Algorithm for counting substrings in a numerical range

Algorithm for counting substrings in a numerical range

I'm looking for a fast algorithm that can be used to solve this problem:
Giving A and B integers (in the range [0,10^18]), and giving a list of N
(N<=1000) numerical substrings; the goal is to count all the numbers in
the range [A,B] containing any of the N substrings.

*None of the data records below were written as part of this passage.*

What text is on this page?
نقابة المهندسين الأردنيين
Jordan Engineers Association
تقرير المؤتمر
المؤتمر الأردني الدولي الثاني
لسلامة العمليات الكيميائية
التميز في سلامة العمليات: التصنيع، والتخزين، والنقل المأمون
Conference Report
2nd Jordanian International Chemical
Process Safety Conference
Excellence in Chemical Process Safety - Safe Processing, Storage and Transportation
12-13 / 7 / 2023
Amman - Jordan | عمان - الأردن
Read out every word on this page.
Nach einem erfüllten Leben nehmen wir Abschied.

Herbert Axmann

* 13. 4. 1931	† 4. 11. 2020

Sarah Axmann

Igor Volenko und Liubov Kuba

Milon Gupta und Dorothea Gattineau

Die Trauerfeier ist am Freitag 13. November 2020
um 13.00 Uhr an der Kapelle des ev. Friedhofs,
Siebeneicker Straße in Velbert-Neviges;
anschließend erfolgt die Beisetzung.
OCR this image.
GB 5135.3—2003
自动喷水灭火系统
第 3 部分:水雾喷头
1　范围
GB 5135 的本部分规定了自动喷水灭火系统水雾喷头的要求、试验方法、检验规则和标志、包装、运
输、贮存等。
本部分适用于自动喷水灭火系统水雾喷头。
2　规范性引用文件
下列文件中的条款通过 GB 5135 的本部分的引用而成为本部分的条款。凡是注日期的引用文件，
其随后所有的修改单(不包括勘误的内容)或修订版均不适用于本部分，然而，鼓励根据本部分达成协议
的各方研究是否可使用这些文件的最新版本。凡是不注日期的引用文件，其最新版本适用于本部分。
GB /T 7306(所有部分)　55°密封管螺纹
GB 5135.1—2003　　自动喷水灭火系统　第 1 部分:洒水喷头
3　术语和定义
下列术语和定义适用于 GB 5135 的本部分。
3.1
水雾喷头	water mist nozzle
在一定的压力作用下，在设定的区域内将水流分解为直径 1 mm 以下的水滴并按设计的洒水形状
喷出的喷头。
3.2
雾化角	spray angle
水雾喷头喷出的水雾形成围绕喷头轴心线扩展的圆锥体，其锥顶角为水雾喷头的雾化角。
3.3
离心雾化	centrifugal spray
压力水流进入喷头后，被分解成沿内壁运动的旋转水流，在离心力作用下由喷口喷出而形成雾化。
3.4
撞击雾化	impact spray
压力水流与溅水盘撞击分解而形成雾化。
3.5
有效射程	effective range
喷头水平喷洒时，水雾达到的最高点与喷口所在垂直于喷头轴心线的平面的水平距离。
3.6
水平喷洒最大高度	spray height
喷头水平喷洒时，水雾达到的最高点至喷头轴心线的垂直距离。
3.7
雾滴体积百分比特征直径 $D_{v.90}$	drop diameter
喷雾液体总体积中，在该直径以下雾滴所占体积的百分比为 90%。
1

We've always A<=B and
the numerical substrings are also integers in the range [0,10^18].
Example1: if A=10, B=22, and giving N=2 substrings={1,10} ; the count
would be = 11; counting the numbers: 10->19 and 21.
Example2: If A=175, B=201, and giving N=3 substrings={55,0,200} ; the
count would be = 4; counting the numbers: 180, 190, 200 and 201.
The straight-forward way is to analyse each integer in the range [A,B],
one after another, but it's not a solution since the range can be so big
(until 10^18 integers).
One first thing I did to reduce the problem complexity is to delete some
useless substrings from the original list of N substrings, such that "no
substring is contained in another". For example: {1,10} becomes {1} and
{55,0,200} becomes {55,0}. This won't change the final count.
Next, even assuming we can get the count for one substring in the range
[A,B], we still cannot sum this count with those of other substrings from
the list, as one number can contain many substrings and should not be
counted more than once.
Any ideas to solve the problem et get the wanted count?
Thanks